The main difference lies in the use of the calibration models for prediction. In this context, the quantitative prediction can be carried out at an image level, i.e., using the mean or median spectrum of new images as input information to obtain bulk image concentration values or, more interestingly, at a pixel level [13, 24].
Quantitative predictions at a pixel level allow for obtaining concentration maps that clearly show other aspects connected with the spatial information, such as the presence of composition trends across the sample space, e.g., for certain food constituents [22, 31–34]. Indeed, food quality is no longer defined by a single quantitative composition parameter per constituent, but rather by the distribution across the sample surface of fat, moisture, or other relevant components. The measurement of moisture is related to important food quality attributes, and NIR imaging is highly suitable to determine this parameter. Thus, Kamruzzaman et al. [32] used the moisture determination and spatial distribution to determine the water holding capacity in meat, a parameter for which high values are desirable since they indicate a low drip loss when meat is cooked. He et al. [33] also used the determination and distribution of moisture in salmon fillets as a quality indicator. Likewise, many food products undergo crucial transformations, e.g., cheese ripening, where it is essential to have a quantitative spatial mapping of dehydration, proteolysis, and lipolysis during the process [31]. Fig. 2. Use of calibration in an HSI context. a Generation of a calibration model using the median spectra of several calibration images. Prediction performed at a global image level (from median spectra) or at a pixel level. b Example of a predicted concentration map of a sample containing 30% caffein. Related histogram based on pixel concentration values
The pharmaceutical field and, in general, any industrial application that involves the mixture of compounds to elaborate a final product requires a methodology that provides a good quantitative spatial description of the heterogeneity, an essential quality attribute in this context [35, 36]. The definition of heterogeneity takes as seeding information the pixel concentration values of the maps to build histograms or to derive more complex heterogeneity indicators based on approaches such as macropixel or variographic analysis [16, 35–38]. More on this aspect will be described in section “HSI and process understanding” linked to process understanding.

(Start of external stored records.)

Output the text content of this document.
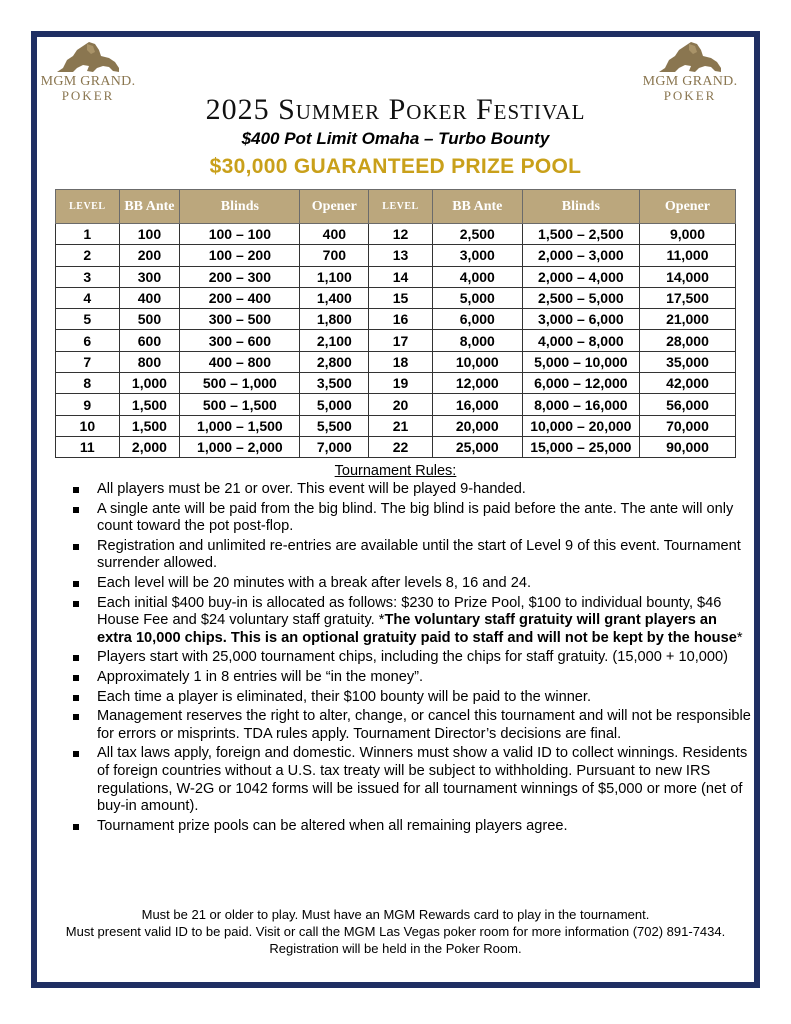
MGM GRAND.
POKER
MGM GRAND.
POKER
2025 Summer Poker Festival
$400 Pot Limit Omaha – Turbo Bounty
$30,000 GUARANTEED PRIZE POOL
LEVEL	BB Ante	Blinds	Opener	LEVEL	BB Ante	Blinds	Opener
1	100	100 – 100	400	12	2,500	1,500 – 2,500	9,000
2	200	100 – 200	700	13	3,000	2,000 – 3,000	11,000
3	300	200 – 300	1,100	14	4,000	2,000 – 4,000	14,000
4	400	200 – 400	1,400	15	5,000	2,500 – 5,000	17,500
5	500	300 – 500	1,800	16	6,000	3,000 – 6,000	21,000
6	600	300 – 600	2,100	17	8,000	4,000 – 8,000	28,000
7	800	400 – 800	2,800	18	10,000	5,000 – 10,000	35,000
8	1,000	500 – 1,000	3,500	19	12,000	6,000 – 12,000	42,000
9	1,500	500 – 1,500	5,000	20	16,000	8,000 – 16,000	56,000
10	1,500	1,000 – 1,500	5,500	21	20,000	10,000 – 20,000	70,000
11	2,000	1,000 – 2,000	7,000	22	25,000	15,000 – 25,000	90,000
Tournament Rules:
All players must be 21 or over. This event will be played 9-handed.
A single ante will be paid from the big blind. The big blind is paid before the ante. The ante will only count toward the pot post-flop.
Registration and unlimited re-entries are available until the start of Level 9 of this event. Tournament surrender allowed.
Each level will be 20 minutes with a break after levels 8, 16 and 24.
Each initial $400 buy-in is allocated as follows: $230 to Prize Pool, $100 to individual bounty, $46 House Fee and $24 voluntary staff gratuity. *The voluntary staff gratuity will grant players an extra 10,000 chips. This is an optional gratuity paid to staff and will not be kept by the house*
Players start with 25,000 tournament chips, including the chips for staff gratuity. (15,000 + 10,000)
Approximately 1 in 8 entries will be “in the money”.
Each time a player is eliminated, their $100 bounty will be paid to the winner.
Management reserves the right to alter, change, or cancel this tournament and will not be responsible for errors or misprints. TDA rules apply. Tournament Director’s decisions are final.
All tax laws apply, foreign and domestic. Winners must show a valid ID to collect winnings. Residents of foreign countries without a U.S. tax treaty will be subject to withholding. Pursuant to new IRS regulations, W-2G or 1042 forms will be issued for all tournament winnings of $5,000 or more (net of buy-in amount).
Tournament prize pools can be altered when all remaining players agree.
Must be 21 or older to play. Must have an MGM Rewards card to play in the tournament.
Must present valid ID to be paid. Visit or call the MGM Las Vegas poker room for more information (702) 891-7434. Registration will be held in the Poker Room.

It is important to note that the use of soft calibration sensors for imaging allows working off-line, taking the information of individual images previously recorded [16, 36–38], or on-line in a line-scanning context by predicting simultaneously the concentration values linked to each line of spectra in real-time [32, 33].
HSI and qualitative information
There are many PAT contexts where the image input is expected to provide qualitative information. For instance, in a sorting problem, the question may be whether an object is made of a certain material or not [23], or in a cereal moving stream, the interest may be detecting whether strange objects are present or not [39]. For all these questions, a positive answer needs to be linked with a location and, hence, the imaging measurement fits perfectly the purpose.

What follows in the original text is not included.